Physics Asked by ballpoint on December 27, 2020

Would it be possible to measure energy directly in joules instead of measuring what effect energy has on something?

Say for example you have a car of known weight traveling a speed v. To get the car’s energy we would have to measure its weight and speed, not its energy directly. Same with a calorimeter, we have to measure the change in temperature in the water and then the water’s mass in order to get energy instead of directly measuring energy.

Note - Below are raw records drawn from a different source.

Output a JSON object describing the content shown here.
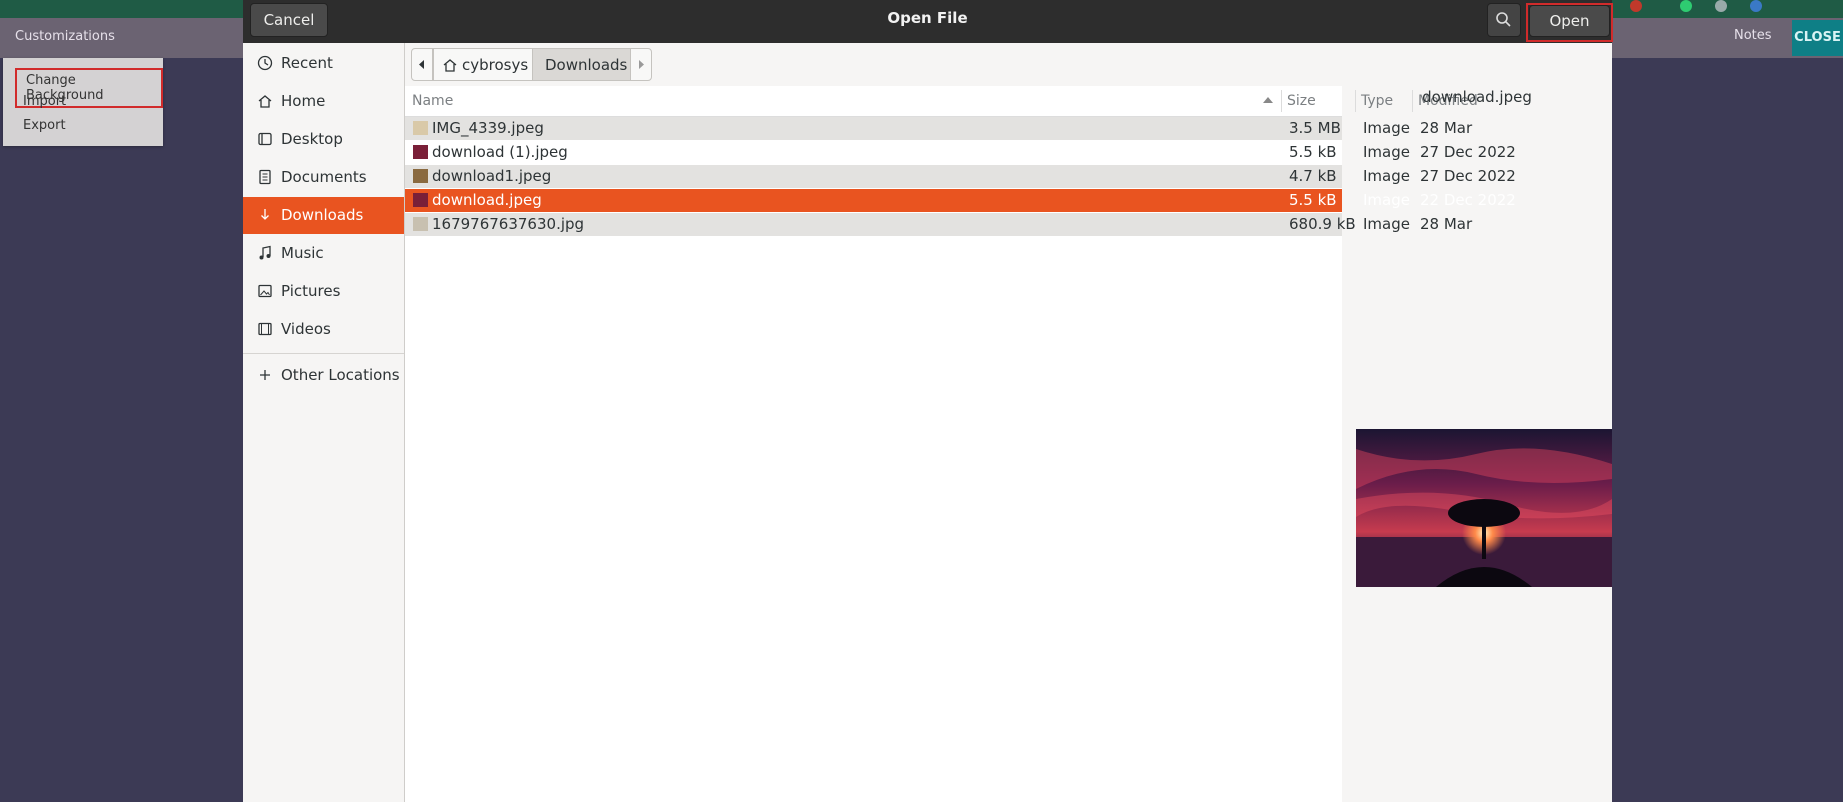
{
  "background_app": {
    "app_title": "Customizations",
    "notes_label": "Notes",
    "close_label": "CLOSE",
    "menu": {
      "items": [
        "Change Background",
        "Import",
        "Export"
      ]
    }
  },
  "dialog": {
    "title": "Open File",
    "cancel_label": "Cancel",
    "open_label": "Open",
    "search_icon": "search-icon",
    "sidebar": {
      "items": [
        {
          "label": "Recent",
          "icon": "clock-icon"
        },
        {
          "label": "Home",
          "icon": "home-icon"
        },
        {
          "label": "Desktop",
          "icon": "desktop-icon"
        },
        {
          "label": "Documents",
          "icon": "document-icon"
        },
        {
          "label": "Downloads",
          "icon": "download-icon",
          "active": true
        },
        {
          "label": "Music",
          "icon": "music-icon"
        },
        {
          "label": "Pictures",
          "icon": "picture-icon"
        },
        {
          "label": "Videos",
          "icon": "video-icon"
        },
        {
          "label": "Other Locations",
          "icon": "plus-icon"
        }
      ]
    },
    "pathbar": {
      "segments": [
        "cybrosys",
        "Downloads"
      ],
      "current": "Downloads"
    },
    "columns": {
      "name": "Name",
      "size": "Size",
      "type": "Type",
      "modified": "Modified"
    },
    "files": [
      {
        "name": "IMG_4339.jpeg",
        "size": "3.5 MB",
        "type": "Image",
        "modified": "28 Mar"
      },
      {
        "name": "download (1).jpeg",
        "size": "5.5 kB",
        "type": "Image",
        "modified": "27 Dec 2022"
      },
      {
        "name": "download1.jpeg",
        "size": "4.7 kB",
        "type": "Image",
        "modified": "27 Dec 2022"
      },
      {
        "name": "download.jpeg",
        "size": "5.5 kB",
        "type": "Image",
        "modified": "22 Dec 2022",
        "selected": true
      },
      {
        "name": "1679767637630.jpg",
        "size": "680.9 kB",
        "type": "Image",
        "modified": "28 Mar"
      }
    ],
    "preview": {
      "filename": "download.jpeg"
    }
  },
  "colors": {
    "accent": "#e95420",
    "highlight_border": "#d12b2b",
    "header_bg": "#2d2d2d"
  }
}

I’m wondering if it’s possible.

2 Answers

Note that you also can't measure speed directly; you are always measuring distance and time and using a relationship between the two. (There is no "speed meter" that fundamentally measures speed.) The thing you're noticing about energy is not unique to energy; most measurable quantities are not "fundamental," but are derived from fundamental quantities. You may find the following interesting: https://plato.stanford.edu/entries/measurement-science/

Answered by Raghu Parthasarathy on December 27, 2020

I would say it would be impossible to "measure" anything "directly" , unless you get a bit sloppy about the definition of measure and directly. Heisenberg's uncertainty principle in one form or another implies you can't measure anything without disturbing the system. The very concept of "measurement" implies sampling from some realm and converting that sample to another realm so that isn't direct.

Although you can get a measure of a car's speed without directly measuring distance & time, with the old-school speedos that used eddy current torque (but it is still not "fundamental") , so electrodynamics allows a "direct" measure of speed without the distance and time measurement, but the speedo reaction torque slows the car down a tiny amount. Even something subtle like doppler shift requires time=1/F and distance=wavelength.

The best you can hope for is a "more direct" measurement, i.e. one with only one conversion in the process.

As for the car, you could drive it into a perfectly ideal spring attached to an infinite mass, and measure the peak deflection of the spring. The car has the same energy afterwards, but momentum has been reversed,

The other serious show stopper is that the kinetic energy is a function of the reference frame, so there is no absolute value of kinetic energy, after all if the car is the equator the speed is already 400km/hr westward. (even more if you factor in orbital velocity around the sun)

There was a time when Science was known as "Natural Philosophy", measurement angst is part of that Philosophy.